Le patron de CDPQ Infra, Jean-Marc Arbaud, affirme qu’aucun entrepreneur ne s’engagerait à assumer les risques d’une telle aventure et ne pourrait garantir ni l’échéancier ni les coûts. « Le budget serait incontrôlable et ce serait irresponsable de recommander une telle option », a-t-il dit à La Presse, même si la Caisse devait se retirer du dossier pour le laisser entre les mains d’un tiers, comme au gouvernement du Québec.

Oui, mais les réseaux souterrains de Paris, de Vancouver ? Ils n’ont pas du tout le même environnement géologique, explique-t-il. « À Vancouver, c’est a walk in the park ».

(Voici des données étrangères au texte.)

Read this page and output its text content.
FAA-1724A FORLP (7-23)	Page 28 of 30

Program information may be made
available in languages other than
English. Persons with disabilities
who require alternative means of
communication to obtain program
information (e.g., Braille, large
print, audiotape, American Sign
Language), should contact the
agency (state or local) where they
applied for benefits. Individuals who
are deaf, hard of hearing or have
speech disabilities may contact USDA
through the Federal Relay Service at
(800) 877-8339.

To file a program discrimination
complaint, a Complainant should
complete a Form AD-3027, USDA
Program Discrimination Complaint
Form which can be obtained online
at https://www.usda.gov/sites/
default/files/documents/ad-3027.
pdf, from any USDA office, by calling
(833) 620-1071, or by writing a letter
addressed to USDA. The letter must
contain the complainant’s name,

Un long tunnel est bien faisable, donc. Mais oubliez le budget de 10 milliards, faut-il comprendre, qui est déjà sous-estimé, si vous voulez mon avis. Pensez plutôt à, quoi, 15 milliards, 18 milliards ? Sans compter les risques d’affaissement sous les lignes du Canadien Pacifique.

La Caisse ne s’engagera pas dans cette voie incertaine, et les Québécois, pour peu qu’ils réalisent que leurs rêves se traduisent en vrais dollars de dettes, ne devraient pas le faire non plus.

Face au tollé sur la structure aérienne – mis en relief avec brio par mon collègue Maxime Bergeron –, CDPQ Infra a visiblement refait ses devoirs. Et elle propose maintenant celle détaillée par la firme d’ingénieurs Geocontrol, soit un tunnel de 500 mètres qui épargne le secteur de René-Lévesque à l’ouest de Saint-Laurent, essentiellement.

Je ne suis ni urbaniste ni architecte. Et je comprends les détracteurs de la cicatrice aérienne, bien que la Caisse promette d’en faire un bijou architectural d’intégration. Mais soyons francs : le boulevard René-Lévesque Est, aux abords du pont Jacques-Cartier, est loin d’être un chef-d’œuvre urbanistique, à préserver coûte que coûte.

Et avec le nouveau court tunnel de la Caisse, le vrai sacrifice pour relier l’est au centre-ville dans un tel tracé, à mon humble avis, il se fera entre les rues Jeanne-Mance à l’ouest et Papineau à l’est. C’est une distance de deux kilomètres.

Cela dit, la vraie question à se poser, c’est si ce projet est souhaitable. Doit-on mettre autant d’argent dans un train qui ne parviendra à attirer que 133 000 usagers par jour, dont une grande partie viendra des autres réseaux, par cannibalisation ? Et sachant qu’en plus des 10 à 15 milliards d’investissements directs et indirects, il faudra payer chaque année les énormes frais d’exploitation du REM, incluant le rendement de la Caisse.

Surtout, doit-on aller de l’avant comme si la COVID-19 n’avait jamais existé ? Comme si on s’attendait à ce que les usagers du transport collectif et les automobilistes recommencent à fréquenter le centre-ville en si grand nombre une fois permis le « présentiel » au bureau ?

Qui croit qu’il y aura un retour en arrière maintenant que les nombreux cols blancs du centre-ville – publics et privés – ont goûté au travail à la maison et que les employeurs ont accepté qu’ils poursuivent l’expérience une journée sur deux ? Et conséquemment, comment l’achalandage du REM pourrait-il être suffisant, désormais ?

En juin, Jean-Marc Arbaud me disait qu’un recul de 20 % de l’achalandage prévu serait problématique pour la rentabilité, tant pour le REM 1.0 que pour le REM 2.0. Dans le contexte, je suis d’avis qu’il faut attendre les résultats du REM 1.0, d’ici trois ans, avant de se lancer dans une nouvelle aventure avec notre bas de laine collectif.